With the Matsuri Supa Drift Series taking place on 26 and 27 June here, local motor sport competitor Richard Flamet is hoping that drifting can pick up as a sport in Namibia.
As a member of the Windhoek Motor Club, which will be hosting the drifting event, Flamet who got into drifting himself within the last two years describes the community in Namibia as rather small and fairly upcoming. South Africa’s top drifters will showcase their world class skills at the event which will take place at the Tony Rust Race Track and also conduct training sessions to help promote the sport code locally.
Drifting is a technique in motorsports in which the driver briefly oversteers at the start of a turn, causing the rear of the vehicle to enter a controlled lateral skid until the turn is complete.
Although the community is small, locally, due to video games and sports channels, it is not a completely obscure one, and Flamet’s wish is that when the South Africans drifters have long returned, the sport continue to attract as many spectators.
“In Namibia there can be a tendency for the public to only come out in support when we have visitors from outside the country but not so much for the local guys,” Flamet says.
Coming from a family of motor sport enthusiasts, although not a professional himself, Flamet has had the opportunity to showcase his drifting skills a few more times than other local motorists.
“I’m the only one locally that has done a drifting exhibition. Most of the guys are upcoming, and a lot of them are busy building their cars in anticipation of the arrival of the South Africans. I believe the sport will grow here,” he says.
His last exhibition was a filler event for the Drift Spin Drags (DSD) Motor Club this year and is weighing offers to drift outside the country. Flamet says he built his own car, a Ford Sapphire V8, specifically for drifting and says it is a practice that requires as much patience as it does effort and certainly money.
He suggests, the more power the better. Suspensions and a gear box that can handle the punch is certainly worth the investment but one of the mostly costly aspects of drifting is tires.
Due to constant loss of traction in the tires, they are often easily worn out and have to be replaced. Tires cost N$2000 each (N$8000 per set) and Flamet recalls having to spend up to N$20 000 on sets of tires at a previous exhibition.
He says, “The benefit of those who want to join now is that they can always contact me or Warren Thomas of the DSD Motor club for instructions on how to build their cars and so forth. I had to teach myself.”
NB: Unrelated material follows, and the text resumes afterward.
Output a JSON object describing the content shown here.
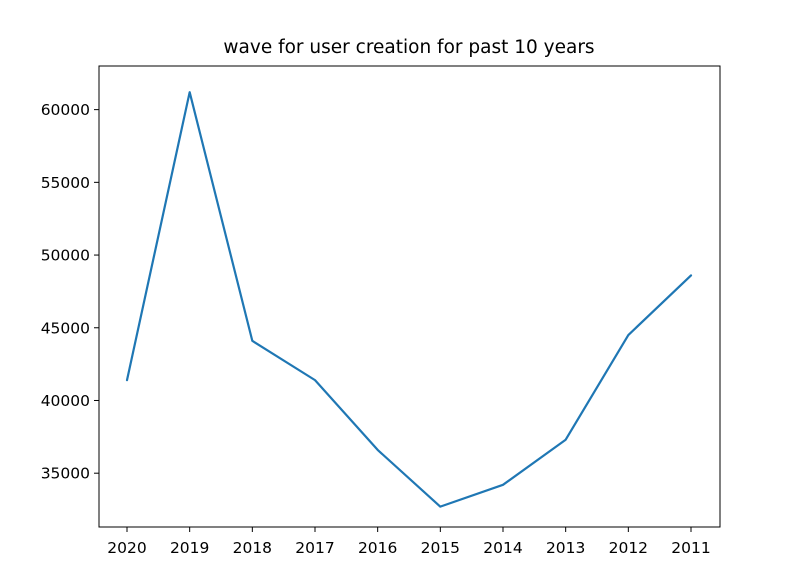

With drifting, finishing is not always the goal and therefore motorists are judged on technique, drifting angle, how close they can come to a wall or obstacle without touching it, and how good a tandem drift is. Tandem drift is when two cars are on the track at the same time and attempt to drift in synchronization.
Drifts in Namibia have not been officially judged as it is not yet a recognised sport, but Flamet says he it should hopefully be registered with the Namibian Sports Commission by 2016.
“One of the biggest challenges is lack of venues. We only have the Tony Rust Race Track, which is where the Matsuri Supa Drift Series will take place, but it is only an oval track,” he says, adding, “You can’t switch directions or manoeuvre obstacles, you have to just go in the same direction.”
Another big challenge for motorists, Flamet says, is funding, particularly for tires which wear out fast when drifting. Fortunately he gets help from Tire Rack who provide him with a free tire for every one he purchases.
“I’m hoping to learn as much as possible at this event and that a lot of people can pitch up and support,” he says. He however cautions those that are only now picking up drifting not to do so on public roads.
“That’s not where drifting belongs. It belongs on the race track. There are so many things that can go wrong, but at least on the track, you have the luxury of being able to recover as you have the track to yourself, but on the streets, you can end someone’s life, or your own,” he cautions.
Flamet is keeping an eye open to drifting outside Namibian boarders. “I received invitations to Cape Town and Johannesburg from super drifters, but after this show, I will know how far we are from the South African guys. If we’re still far, I’ll keep training until I’m ready, but otherwise, I’ll take up the offers,” he says.
He also does rally racing and says he prefers drifting and rally racing to just normal motor sport racing as it is more challenging. He says, “It is about going fast, but with a purpose. It’s one of the most difficult sports. Drifting takes a lot of panache. It is fun for both competitors and spectators. I also plan to start drifting motorcycles soon.”